Remix.run Logo
Fast KV Compaction via Attention Matching(arxiv.org)
52 points by cbracketdash 11 hours ago | 10 comments
WarmWash an hour ago | parent | next [-]

Considering the insanity of the AI arms race going on now, and the incredible sums of money be thrown at any slight advantage, is there any reason to believe that any meaningful AI breakthrough would be openly published for anyone to leverage?

542458 22 minutes ago | parent | next [-]

These folks are MIT, so citations are valuable to them. Citations convert into prestige, academic career progression, or a favorable exit from academia into industry.

Also, I don't see why you couldn't patent this if you wanted to monetize it.

mikodin 38 minutes ago | parent | prev | next [-]

I would say yes.

The reality is that the money being thrown = the time of humans. I guess compute as well, but in terms of people doing innovation - openly published things are the same thing, minus the money.

abeppu 29 minutes ago | parent | prev [-]

I do sometimes wonder -- if the transformers paper wasn't published, what would the industry be like? Would the same ideas have been put together in almost the same way weeks or months later somewhere else?

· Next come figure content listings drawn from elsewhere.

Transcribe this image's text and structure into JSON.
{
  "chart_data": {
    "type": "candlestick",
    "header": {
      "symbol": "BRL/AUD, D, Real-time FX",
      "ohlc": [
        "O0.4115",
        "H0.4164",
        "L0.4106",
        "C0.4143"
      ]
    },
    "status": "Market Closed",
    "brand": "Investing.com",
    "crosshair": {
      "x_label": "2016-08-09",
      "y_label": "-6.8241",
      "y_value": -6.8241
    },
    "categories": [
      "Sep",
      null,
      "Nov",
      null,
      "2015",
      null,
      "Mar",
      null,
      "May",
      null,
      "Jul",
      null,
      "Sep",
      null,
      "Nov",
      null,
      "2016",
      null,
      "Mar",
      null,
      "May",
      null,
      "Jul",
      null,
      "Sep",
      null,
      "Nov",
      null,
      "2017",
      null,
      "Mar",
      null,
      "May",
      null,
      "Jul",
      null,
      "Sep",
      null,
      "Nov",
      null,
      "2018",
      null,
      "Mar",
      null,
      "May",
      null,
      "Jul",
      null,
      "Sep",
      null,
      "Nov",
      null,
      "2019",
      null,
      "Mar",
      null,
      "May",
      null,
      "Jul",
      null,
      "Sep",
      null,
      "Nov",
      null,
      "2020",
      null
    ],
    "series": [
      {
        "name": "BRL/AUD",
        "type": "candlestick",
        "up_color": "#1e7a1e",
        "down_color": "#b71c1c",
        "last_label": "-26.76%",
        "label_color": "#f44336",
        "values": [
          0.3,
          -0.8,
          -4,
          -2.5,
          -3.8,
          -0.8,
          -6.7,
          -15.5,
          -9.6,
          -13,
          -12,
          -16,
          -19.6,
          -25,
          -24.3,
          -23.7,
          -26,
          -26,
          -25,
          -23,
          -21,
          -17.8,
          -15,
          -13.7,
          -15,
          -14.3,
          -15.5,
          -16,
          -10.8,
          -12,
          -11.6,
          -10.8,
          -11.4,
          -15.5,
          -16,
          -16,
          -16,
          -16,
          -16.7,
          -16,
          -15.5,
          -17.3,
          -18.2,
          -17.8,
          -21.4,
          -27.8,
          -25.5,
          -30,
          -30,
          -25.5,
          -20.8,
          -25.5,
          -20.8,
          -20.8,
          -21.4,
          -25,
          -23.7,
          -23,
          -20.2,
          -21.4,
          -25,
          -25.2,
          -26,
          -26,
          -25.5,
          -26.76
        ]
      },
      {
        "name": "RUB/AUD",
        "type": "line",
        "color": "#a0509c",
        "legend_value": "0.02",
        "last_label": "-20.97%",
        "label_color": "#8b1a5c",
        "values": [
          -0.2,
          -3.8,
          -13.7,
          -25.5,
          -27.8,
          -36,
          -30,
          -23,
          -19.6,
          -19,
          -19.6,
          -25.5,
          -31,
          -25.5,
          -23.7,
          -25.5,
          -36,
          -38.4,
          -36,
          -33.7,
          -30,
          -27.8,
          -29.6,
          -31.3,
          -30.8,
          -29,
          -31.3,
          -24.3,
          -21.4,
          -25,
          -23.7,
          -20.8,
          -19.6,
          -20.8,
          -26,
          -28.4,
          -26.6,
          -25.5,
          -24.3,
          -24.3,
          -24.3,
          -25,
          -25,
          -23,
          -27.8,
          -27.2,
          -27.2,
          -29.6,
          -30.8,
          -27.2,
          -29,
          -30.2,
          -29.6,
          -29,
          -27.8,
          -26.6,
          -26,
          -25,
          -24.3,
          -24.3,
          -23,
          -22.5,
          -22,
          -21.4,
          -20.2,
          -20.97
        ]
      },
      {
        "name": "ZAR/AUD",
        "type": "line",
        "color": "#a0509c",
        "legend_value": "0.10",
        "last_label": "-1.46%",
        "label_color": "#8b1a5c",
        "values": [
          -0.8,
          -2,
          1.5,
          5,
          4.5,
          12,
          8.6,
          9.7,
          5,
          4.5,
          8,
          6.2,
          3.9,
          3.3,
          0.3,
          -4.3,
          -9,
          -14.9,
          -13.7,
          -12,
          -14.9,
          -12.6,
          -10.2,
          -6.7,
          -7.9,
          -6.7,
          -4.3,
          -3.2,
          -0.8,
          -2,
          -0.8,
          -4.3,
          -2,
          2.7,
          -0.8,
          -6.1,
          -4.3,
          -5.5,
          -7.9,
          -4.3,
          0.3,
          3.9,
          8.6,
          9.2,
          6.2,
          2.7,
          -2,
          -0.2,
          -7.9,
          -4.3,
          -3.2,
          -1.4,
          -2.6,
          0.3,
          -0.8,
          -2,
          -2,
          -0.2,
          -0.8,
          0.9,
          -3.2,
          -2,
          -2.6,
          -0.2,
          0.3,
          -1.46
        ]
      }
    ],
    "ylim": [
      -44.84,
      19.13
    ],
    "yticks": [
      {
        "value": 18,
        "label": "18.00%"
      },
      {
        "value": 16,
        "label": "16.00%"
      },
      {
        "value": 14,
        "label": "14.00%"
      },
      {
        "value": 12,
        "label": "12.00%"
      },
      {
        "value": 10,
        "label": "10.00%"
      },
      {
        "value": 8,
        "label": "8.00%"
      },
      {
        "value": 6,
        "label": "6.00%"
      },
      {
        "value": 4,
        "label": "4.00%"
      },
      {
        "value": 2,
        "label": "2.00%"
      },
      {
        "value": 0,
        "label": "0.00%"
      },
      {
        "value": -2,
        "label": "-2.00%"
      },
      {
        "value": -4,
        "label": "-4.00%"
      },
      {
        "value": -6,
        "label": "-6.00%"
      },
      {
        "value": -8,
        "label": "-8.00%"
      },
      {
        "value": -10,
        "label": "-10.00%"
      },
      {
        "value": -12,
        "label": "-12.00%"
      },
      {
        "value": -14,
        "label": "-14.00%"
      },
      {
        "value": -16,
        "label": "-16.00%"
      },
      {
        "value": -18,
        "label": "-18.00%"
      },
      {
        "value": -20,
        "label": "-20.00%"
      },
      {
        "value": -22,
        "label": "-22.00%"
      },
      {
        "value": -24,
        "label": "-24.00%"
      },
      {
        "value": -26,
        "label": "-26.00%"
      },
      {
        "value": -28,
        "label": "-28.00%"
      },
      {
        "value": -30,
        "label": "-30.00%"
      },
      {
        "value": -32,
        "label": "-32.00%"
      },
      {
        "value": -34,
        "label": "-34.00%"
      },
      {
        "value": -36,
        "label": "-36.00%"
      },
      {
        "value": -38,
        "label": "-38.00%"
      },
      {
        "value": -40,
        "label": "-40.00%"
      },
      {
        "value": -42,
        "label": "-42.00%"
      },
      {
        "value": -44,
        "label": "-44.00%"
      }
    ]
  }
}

cs702 25 minutes ago | parent | prev | next [-]

This looks promising. I've added it to my reading list.

cadamsdotcom 4 hours ago | parent | prev | next [-]

Superficially it sounds like this could create a bit more of a move toward doing compaction on some continuous basis, or compacting in batches once you hit the context limit, rather than starting fresh with a summary and system prompt..

Feels like high fidelity, fast compaction could be a path to “solving” long context.

speedping 3 hours ago | parent | prev | next [-]

This is big for long-horizon tasks

esafak an hour ago | parent | prev [-]

None of the compaction accuracies look impressive.

yorwba an hour ago | parent [-]

I think matching or exceeding the original cache at 20% compacted size is fairly impressive.

esafak 23 minutes ago | parent [-]

The original cache had 70% accuracy, and the alternatives were only worse.